Thats nice, but I don't think thats apt to happen in the case of a real world self defence or emergency scenario.

I never could understand why these guys never mention guns that may be able to fire underwater.
Years ago, I witnessed an incident where a person drowned in their car during a flood. They got stuck in it and could not get out. Now, where you live such might be an unlikey event. But around here, generally one person a year buys the farm in aflooding incident.
In fact, I always felt one good reason to carry a gun would be to shoot out a window or windshield in such a situation.
Beleive it or not, some guns will work underwater (don't assume yours will, as its dangerous because of pressure in the barrell acting like an obstruction and water can cushion the blow of the firing pin.....).
I know 1911s will fire under water and I know that Glocks can be modified to fire underwater, but presumably they have to be modified first......
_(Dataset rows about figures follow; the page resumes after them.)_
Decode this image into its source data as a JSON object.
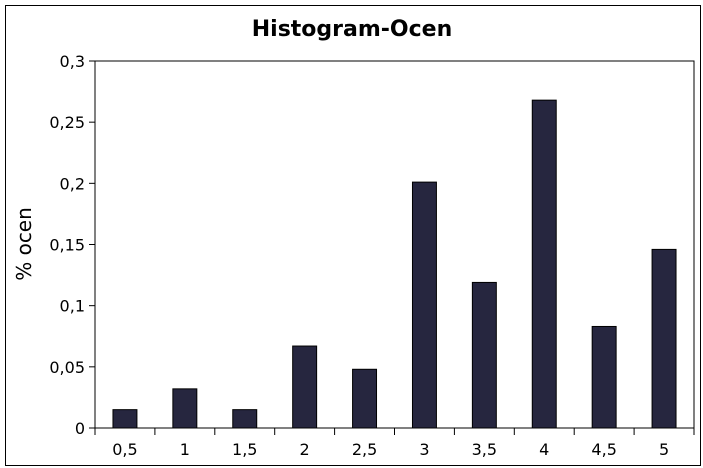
{
  "chart_data": {
    "type": "bar",
    "title": "Histogram-Ocen",
    "xlabel": "",
    "ylabel": "% ocen",
    "categories": [
      "0,5",
      "1",
      "1,5",
      "2",
      "2,5",
      "3",
      "3,5",
      "4",
      "4,5",
      "5"
    ],
    "values": [
      0.015,
      0.032,
      0.015,
      0.067,
      0.048,
      0.201,
      0.119,
      0.268,
      0.083,
      0.146
    ],
    "ylim": [
      0,
      0.3
    ],
    "yticks": [
      0,
      0.05,
      0.1,
      0.15,
      0.2,
      0.25,
      0.3
    ],
    "ytick_labels": [
      "0",
      "0,05",
      "0,1",
      "0,15",
      "0,2",
      "0,25",
      "0,3"
    ],
    "grid": false,
    "legend": "none",
    "bar_color": "#26263f"
  }
}
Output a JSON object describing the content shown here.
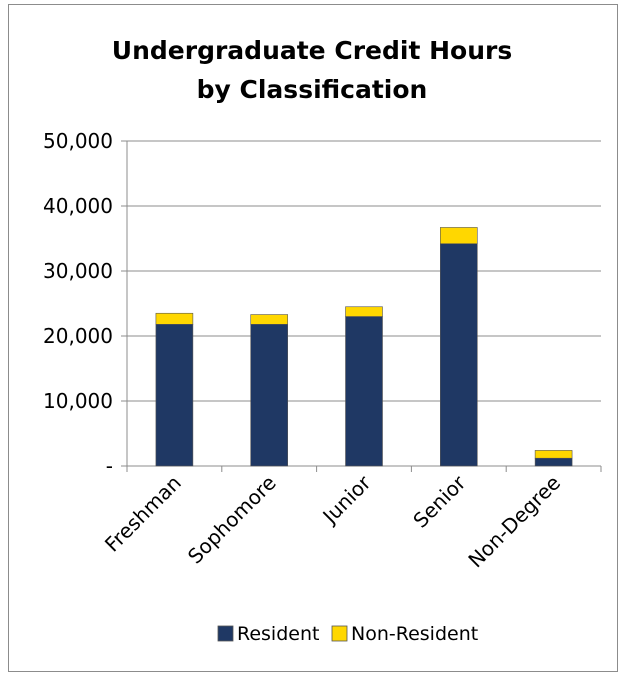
{
  "chart_data": {
    "type": "bar",
    "stacked": true,
    "title_lines": [
      "Undergraduate Credit Hours",
      "by Classification"
    ],
    "categories": [
      "Freshman",
      "Sophomore",
      "Junior",
      "Senior",
      "Non-Degree"
    ],
    "series": [
      {
        "name": "Resident",
        "color": "#1f3864",
        "values": [
          21800,
          21800,
          23000,
          34200,
          1200
        ]
      },
      {
        "name": "Non-Resident",
        "color": "#ffd700",
        "values": [
          1700,
          1500,
          1500,
          2500,
          1200
        ]
      }
    ],
    "ylim": [
      0,
      50000
    ],
    "yticks": [
      0,
      10000,
      20000,
      30000,
      40000,
      50000
    ],
    "ytick_labels": [
      "-",
      "10,000",
      "20,000",
      "30,000",
      "40,000",
      "50,000"
    ],
    "grid": true,
    "legend_position": "bottom"
  }
}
In the event your ride is under the drink, I would rather have a gun that could fire underwater and free me from a steel and glass death trap than a gun that can be driven over by an SUV and dropped off a biulding.

Why the Chairborn Ranger/Mall Ninja crowd never seem concerned about such a possibility, considering how easily impressed they are by other events highly unlkely to happen (like getting into a gunfight after falling off a five story building and bein run over by a hummer) never ceases to amaze me.
But post anything about "torture tests" and the Tactical crowd will be all over it in three minutes bragging about their Uberguns.
Where I live, being attacked by a bear or drowning in a flooded vehicle are bigger threats to my existance than gangbangers or terrorists. Which means a big bore revolver is often the better "tactical" tool in the real world I live in.
You couldn't sell one of these guys a wheelgun if you put a light rail on it.
 
Ah, common Jack. The true mall ninja will have a special tool on his belt to break glass. It's a carbide, spring loaded thingamajig that, when released, will shatter the glass so the water pressure will cave it in. Don't remember what the little boogers are called but they are quite the conversation piece.
 
Hey! I got a thingy sorta like that for XMas one year -- my wife got one, too. A carbide tipped hammer, it has a safety shrouded razor for cutting the seatbelts, too. I keep mine in my truck, the wife has hers in her car. It made sense when we were living in the N.O. area where it floods all the time -- and in the Houston area where I grew up, too.